Olafur Eliasson a poursuivi au cours des vingt-cinq dernières années une oeuvre sculpturale et photographique où les questions de perception, de mouvement et d’appréhension du réel par des dispositifs optiques se confrontent à une approche sensible et écologique de la nature et des grands débats auxquels fait face notre société industrielle. Né au Danemark il a passé une partie de son enfance en Islande marqué par un territoire volcanique constitué de vastes espaces vierges et de glaciers ancestraux. Exposant dans de nombreux musées mais actif également dans toutes sortes de contextes publics, il multiplie les interventions urbaines ou dans le paysage avec l’ambition de faire vivre au spectateur des expériences multi-sensorielles. Lors de la récente COP 21, il a ainsi installé devant le Panthéon des blocs de glace disposés comme s’il s’agissait d’une horloge monumentale dont le propos était aussi de faire prendre concrètement conscience des graves enjeux climatiques de l’époque (Ice Watch, 2015).

Eliasson transporte des fragments de nature dans le musée, un sol de lave ou le lit d’une rivière par exemple. Il recrée par des mécanismes technologiques des phénomènes naturels comme une chute d’eau. Il bouscule notre vision du monde par ses installations où sont mis en œuvre projections lumineuses, visions kaléidoscopiques, miroirs réfléchissants et structures géométriques complexes. Il développe également des projets architecturaux et des propositions qui cherchent à donner à l’art une perspective sociale comme son Little Sun, une lampe fonctionnant à l’énergie solaire plus particulièrement destinée aux pays où l’accès à l’électricité reste interdit tout en soulevant la question des énergies durables. Comme l’écrit l’artiste “L’art a la capacité de transformer nos perceptions et perspectives sur le monde”.

Versailles est tout à la fois un site historique de haute valeur patrimoniale et un microcosme où se croisent des populations de diverses origines et de toutes cultures. Musée et lieu public, il ne pouvait que stimuler un artiste particulièrement intéressé pour aller à la rencontre d’espaces naturels et de ceux forgés par l’histoire culturelle auxquels il accorde également un rôle social. A Versailles les deux s’entremêlent avec la conception du jardin fondée sur un dessin géométrique et les lignes de perspective ; et une architecture au puissant décor à la gloire des monarques qui l’ont initié

Eliasson aborde le château et le jardin de Versailles comme un champ expérimental. Il n’y installe pas des objets mais conçoit des dispositifs qui engagent le visiteur dans une relation active. Toutes les œuvres exposées sont pensées et situées par rapport aux espaces investis. Elles se subdivisent en deux grands ensembles.

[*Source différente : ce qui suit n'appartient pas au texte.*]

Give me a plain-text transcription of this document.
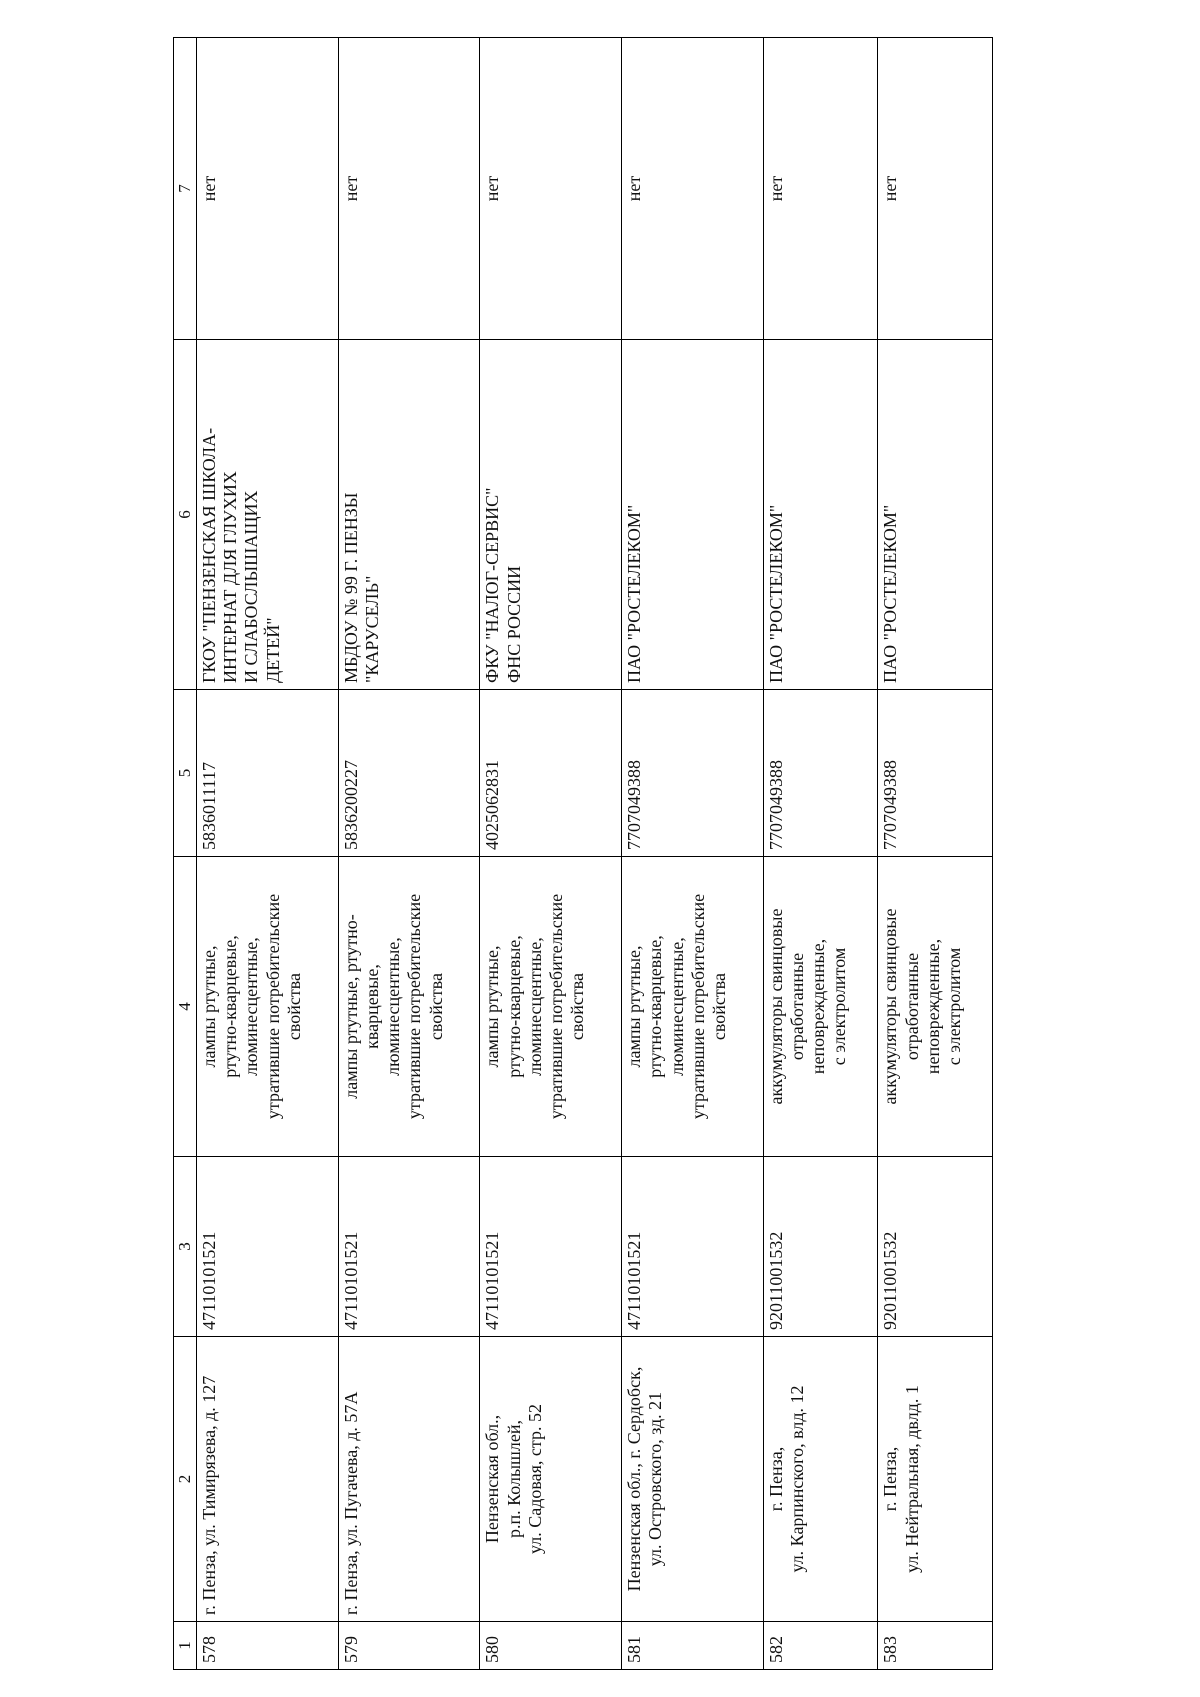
1	2	3	4	5	6	7
578	г. Пенза, ул. Тимирязева, д. 127	47110101521	лампы ртутные,
ртутно-кварцевые,
люминесцентные,
утратившие потребительские
свойства	5836011117	ГКОУ "ПЕНЗЕНСКАЯ ШКОЛА-
ИНТЕРНАТ ДЛЯ ГЛУХИХ
И СЛАБОСЛЫШАЩИХ
ДЕТЕЙ"	нет
579	г. Пенза, ул. Пугачева, д. 57А	47110101521	лампы ртутные, ртутно-
кварцевые,
люминесцентные,
утратившие потребительские
свойства	5836200227	МБДОУ № 99 Г. ПЕНЗЫ
"КАРУСЕЛЬ"	нет
580	Пензенская обл.,
р.п. Колышлей,
ул. Садовая, стр. 52	47110101521	лампы ртутные,
ртутно-кварцевые,
люминесцентные,
утратившие потребительские
свойства	4025062831	ФКУ "НАЛОГ-СЕРВИС"
ФНС РОССИИ	нет
581	Пензенская обл., г. Сердобск,
ул. Островского, зд. 21	47110101521	лампы ртутные,
ртутно-кварцевые,
люминесцентные,
утратившие потребительские
свойства	7707049388	ПАО "РОСТЕЛЕКОМ"	нет
582	г. Пенза,
ул. Карпинского, влд. 12	92011001532	аккумуляторы свинцовые
отработанные
неповрежденные,
с электролитом	7707049388	ПАО "РОСТЕЛЕКОМ"	нет
583	г. Пенза,
ул. Нейтральная, двлд. 1	92011001532	аккумуляторы свинцовые
отработанные
неповрежденные,
с электролитом	7707049388	ПАО "РОСТЕЛЕКОМ"	нет
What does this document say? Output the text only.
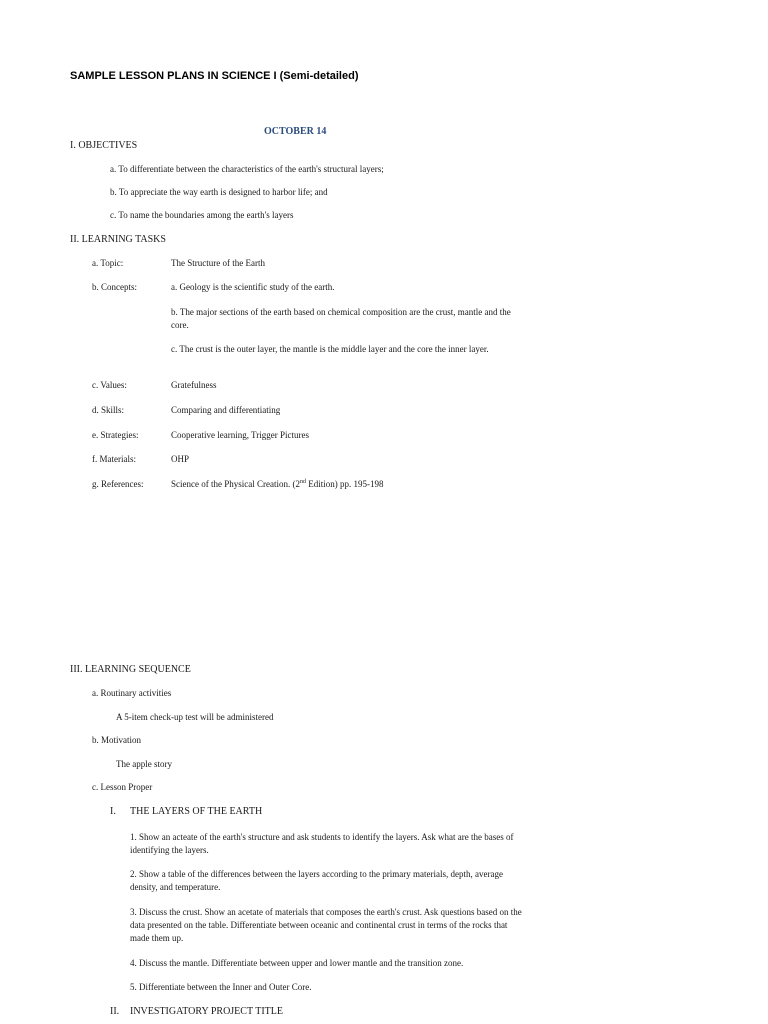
SAMPLE LESSON PLANS IN SCIENCE I (Semi-detailed)
OCTOBER 14
I. OBJECTIVES
a. To differentiate between the characteristics of the earth's structural layers;
b. To appreciate the way earth is designed to harbor life; and
c. To name the boundaries among the earth's layers
II. LEARNING TASKS
a. Topic:	The Structure of the Earth
b. Concepts:	a. Geology is the scientific study of the earth.
b. The major sections of the earth based on chemical composition are the crust, mantle and the core.
c. The crust is the outer layer, the mantle is the middle layer and the core the inner layer.
c. Values:	Gratefulness
d. Skills:	Comparing and differentiating
e. Strategies:	Cooperative learning, Trigger Pictures
f. Materials:	OHP
g. References:	Science of the Physical Creation. (2nd Edition) pp. 195-198
III. LEARNING SEQUENCE
a. Routinary activities
A 5-item check-up test will be administered
b. Motivation
The apple story
c. Lesson Proper
I. THE LAYERS OF THE EARTH
1. Show an acteate of the earth's structure and ask students to identify the layers. Ask what are the bases of identifying the layers.
2. Show a table of the differences between the layers according to the primary materials, depth, average density, and temperature.
3. Discuss the crust. Show an acetate of materials that composes the earth's crust. Ask questions based on the data presented on the table. Differentiate between oceanic and continental crust in terms of the rocks that made them up.
4. Discuss the mantle. Differentiate between upper and lower mantle and the transition zone.
5. Differentiate between the Inner and Outer Core.
II. INVESTIGATORY PROJECT TITLE
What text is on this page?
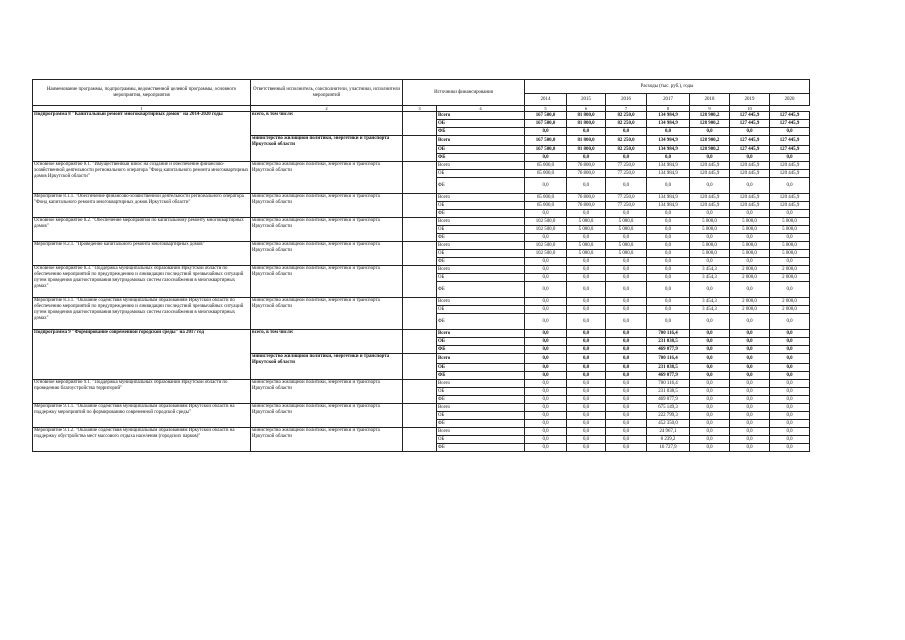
Наименование программы, подпрограммы, ведомственной целевой программы, основного мероприятия, мероприятия	Ответственный исполнитель, соисполнители, участники, исполнители мероприятий	Источники финансирования		Расходы (тыс. руб.), годы						
				2014	2015	2016	2017	2018	2019	2020
1	2	3	4	5	6	7	8	9	10	
Подпрограмма 8 "Капитальный ремонт многоквартирных домов" на 2014-2020 годы	всего, в том числе:		Всего	167 500,0	81 800,0	82 250,0	134 984,9	128 900,2	127 445,9	127 445,9
			ОБ	167 500,0	81 800,0	82 250,0	134 984,9	128 900,2	127 445,9	127 445,9
			ФБ	0,0	0,0	0,0	0,0	0,0	0,0	0,0
	министерство жилищной политики, энергетики и транспорта Иркутской области		Всего	167 500,0	81 800,0	82 250,0	134 984,9	128 900,2	127 445,9	127 445,9
			ОБ	167 500,0	81 800,0	82 250,0	134 984,9	128 900,2	127 445,9	127 445,9
			ФБ	0,0	0,0	0,0	0,0	0,0	0,0	0,0
Основное мероприятие 8.1. "Имущественный взнос на создание и обеспечение финансово-хозяйственной деятельности регионального оператора "Фонд капитального ремонта многоквартирных домов Иркутской области"	министерство жилищной политики, энергетики и транспорта Иркутской области		Всего	65 000,0	76 800,0	77 250,0	134 984,9	120 445,9	120 445,9	120 445,9
			ОБ	65 000,0	76 800,0	77 250,0	134 984,9	120 445,9	120 445,9	120 445,9
			ФБ	0,0	0,0	0,0	0,0	0,0	0,0	0,0
Мероприятие 8.1.1. "Обеспечение финансово-хозяйственной деятельности регионального оператора "Фонд капитального ремонта многоквартирных домов Иркутской области"	министерство жилищной политики, энергетики и транспорта Иркутской области		Всего	65 000,0	76 800,0	77 250,0	134 984,9	120 445,9	120 445,9	120 445,9
			ОБ	65 000,0	76 800,0	77 250,0	134 984,9	120 445,9	120 445,9	120 445,9
			ФБ	0,0	0,0	0,0	0,0	0,0	0,0	0,0
Основное мероприятие 8.2. "Обеспечение мероприятий по капитальному ремонту многоквартирных домов"	министерство жилищной политики, энергетики и транспорта Иркутской области		Всего	102 500,0	5 000,0	5 000,0	0,0	5 000,0	5 000,0	5 000,0
			ОБ	102 500,0	5 000,0	5 000,0	0,0	5 000,0	5 000,0	5 000,0
			ФБ	0,0	0,0	0,0	0,0	0,0	0,0	0,0
Мероприятие 8.2.1. "Проведение капитального ремонта многоквартирных домов"	министерство жилищной политики, энергетики и транспорта Иркутской области		Всего	102 500,0	5 000,0	5 000,0	0,0	5 000,0	5 000,0	5 000,0
			ОБ	102 500,0	5 000,0	5 000,0	0,0	5 000,0	5 000,0	5 000,0
			ФБ	0,0	0,0	0,0	0,0	0,0	0,0	0,0
Основное мероприятие 8.3. "Поддержка муниципальных образований Иркутской области по обеспечению мероприятий по предупреждению и ликвидации последствий чрезвычайных ситуаций путем проведения диагностирования внутридомовых систем газоснабжения в многоквартирных домах"	министерство жилищной политики, энергетики и транспорта Иркутской области		Всего	0,0	0,0	0,0	0,0	3 454,3	2 000,0	2 000,0
			ОБ	0,0	0,0	0,0	0,0	3 454,3	2 000,0	2 000,0
			ФБ	0,0	0,0	0,0	0,0	0,0	0,0	0,0
Мероприятие 8.3.1. "Оказание содействия муниципальным образованиям Иркутской области по обеспечению мероприятий по предупреждению и ликвидации последствий чрезвычайных ситуаций путем проведения диагностирования внутридомовых систем газоснабжения в многоквартирных домах"	министерство жилищной политики, энергетики и транспорта Иркутской области		Всего	0,0	0,0	0,0	0,0	3 454,3	2 000,0	2 000,0
			ОБ	0,0	0,0	0,0	0,0	3 454,3	2 000,0	2 000,0
			ФБ	0,0	0,0	0,0	0,0	0,0	0,0	0,0
Подпрограмма 9 "Формирование современной городской среды" на 2017 год	всего, в том числе:		Всего	0,0	0,0	0,0	700 116,4	0,0	0,0	0,0
			ОБ	0,0	0,0	0,0	231 038,5	0,0	0,0	0,0
			ФБ	0,0	0,0	0,0	469 077,9	0,0	0,0	0,0
	министерство жилищной политики, энергетики и транспорта Иркутской области		Всего	0,0	0,0	0,0	700 116,4	0,0	0,0	0,0
			ОБ	0,0	0,0	0,0	231 038,5	0,0	0,0	0,0
			ФБ	0,0	0,0	0,0	469 077,9	0,0	0,0	0,0
Основное мероприятие 9.1. "Поддержка муниципальных образований Иркутской области по проведению благоустройства территорий"	министерство жилищной политики, энергетики и транспорта Иркутской области		Всего	0,0	0,0	0,0	700 116,4	0,0	0,0	0,0
			ОБ	0,0	0,0	0,0	231 038,5	0,0	0,0	0,0
			ФБ	0,0	0,0	0,0	469 077,9	0,0	0,0	0,0
Мероприятие 9.1.1. "Оказание содействия муниципальным образованиям Иркутской области на поддержку мероприятий по формированию современной городской среды"	министерство жилищной политики, энергетики и транспорта Иркутской области		Всего	0,0	0,0	0,0	675 149,3	0,0	0,0	0,0
			ОБ	0,0	0,0	0,0	222 799,3	0,0	0,0	0,0
			ФБ	0,0	0,0	0,0	452 350,0	0,0	0,0	0,0
Мероприятие 9.1.2. "Оказание содействия муниципальным образованиям Иркутской области на поддержку обустройства мест массового отдыха населения (городских парков)"	министерство жилищной политики, энергетики и транспорта Иркутской области		Всего	0,0	0,0	0,0	24 967,1	0,0	0,0	0,0
			ОБ	0,0	0,0	0,0	8 239,2	0,0	0,0	0,0
			ФБ	0,0	0,0	0,0	16 727,9	0,0	0,0	0,0
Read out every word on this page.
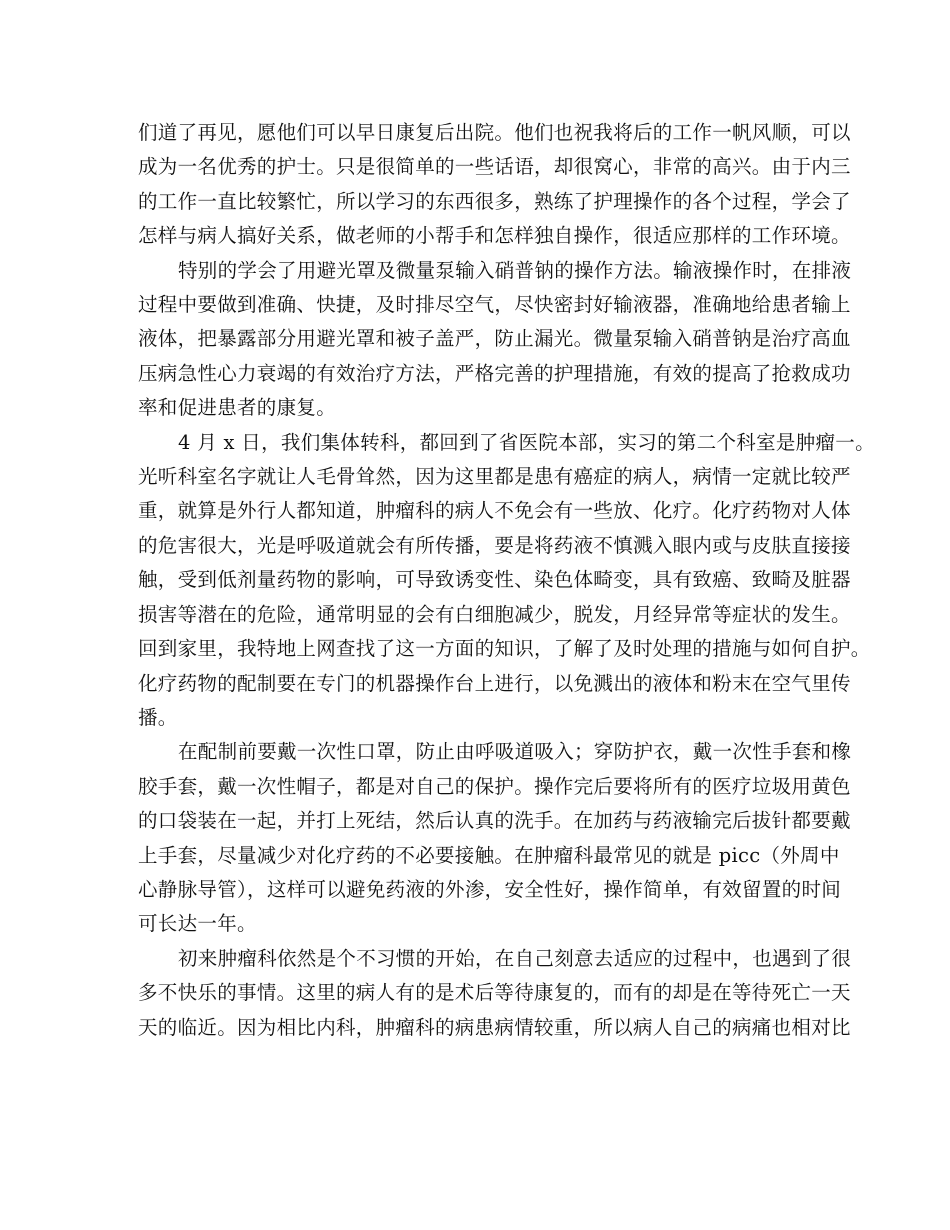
们道了再见，愿他们可以早日康复后出院。他们也祝我将后的工作一帆风顺，可以
成为一名优秀的护士。只是很简单的一些话语，却很窝心，非常的高兴。由于内三
的工作一直比较繁忙，所以学习的东西很多，熟练了护理操作的各个过程，学会了
怎样与病人搞好关系，做老师的小帮手和怎样独自操作，很适应那样的工作环境。
特别的学会了用避光罩及微量泵输入硝普钠的操作方法。输液操作时，在排液
过程中要做到准确、快捷，及时排尽空气，尽快密封好输液器，准确地给患者输上
液体，把暴露部分用避光罩和被子盖严，防止漏光。微量泵输入硝普钠是治疗高血
压病急性心力衰竭的有效治疗方法，严格完善的护理措施，有效的提高了抢救成功
率和促进患者的康复。
4 月 x 日，我们集体转科，都回到了省医院本部，实习的第二个科室是肿瘤一。
光听科室名字就让人毛骨耸然，因为这里都是患有癌症的病人，病情一定就比较严
重，就算是外行人都知道，肿瘤科的病人不免会有一些放、化疗。化疗药物对人体
的危害很大，光是呼吸道就会有所传播，要是将药液不慎溅入眼内或与皮肤直接接
触，受到低剂量药物的影响，可导致诱变性、染色体畸变，具有致癌、致畸及脏器
损害等潜在的危险，通常明显的会有白细胞减少，脱发，月经异常等症状的发生。
回到家里，我特地上网查找了这一方面的知识，了解了及时处理的措施与如何自护。
化疗药物的配制要在专门的机器操作台上进行，以免溅出的液体和粉末在空气里传
播。
在配制前要戴一次性口罩，防止由呼吸道吸入；穿防护衣，戴一次性手套和橡
胶手套，戴一次性帽子，都是对自己的保护。操作完后要将所有的医疗垃圾用黄色
的口袋装在一起，并打上死结，然后认真的洗手。在加药与药液输完后拔针都要戴
上手套，尽量减少对化疗药的不必要接触。在肿瘤科最常见的就是 picc（外周中
心静脉导管），这样可以避免药液的外渗，安全性好，操作简单，有效留置的时间
可长达一年。
初来肿瘤科依然是个不习惯的开始，在自己刻意去适应的过程中，也遇到了很
多不快乐的事情。这里的病人有的是术后等待康复的，而有的却是在等待死亡一天
天的临近。因为相比内科，肿瘤科的病患病情较重，所以病人自己的病痛也相对比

Les installations en extérieur forment un triptyque autour du thème de l’eau dont on sait combien il est présent dans le jardin classique. La cascade dressée dans le Grand Canal prend place dans l’axe majeur tandis que les deux bosquets (l’Etoile et la Colonnade) réaffirment leur fonction de salons de plein air pour abriter l’un, un voile circulaire de fin brouillard, et l’autre, un tapis de résidus de glacier tout droit venus du Groenland. Ces trois oeuvres sont ainsi reliées entre elles par leur thématique commune traçant une continuité et engageant les sens.

A l’intérieur du château c’est le regard qui est sollicité dans un jeu successif de miroirs et de mises en abîme. Le décor des salons n’est pas transformé mais il s’amplifie en démultipliant les points de vue. Le spectateur découvre avec surprise son image dans des situations inattendues, les salles s’agrandissent, se transforment, révèlent leur mystère. L’artiste exalte la fluidité du cadre baroque qui lui permet de reconstruire une autre réalité. Déplacements et déstabilisations modifient l’appréhension des salles en y invitant le visiteur comme participant actif.

Eliasson excelle à créer des phénomènes visuels établissant une nouvelle perception de l’espace. Après avoir réinventé le soleil couchant dans l’immense Turbine Hall de la Tate Modern (The weather project, 2003), installé de gigantesques cascades dans la ville de New York (The New York City Waterfalls, 2008) ou ajouté une étoile dans le ciel de Stockholm (Your Star, 2015), il apporte ici sa vision et sa relecture de Versailles.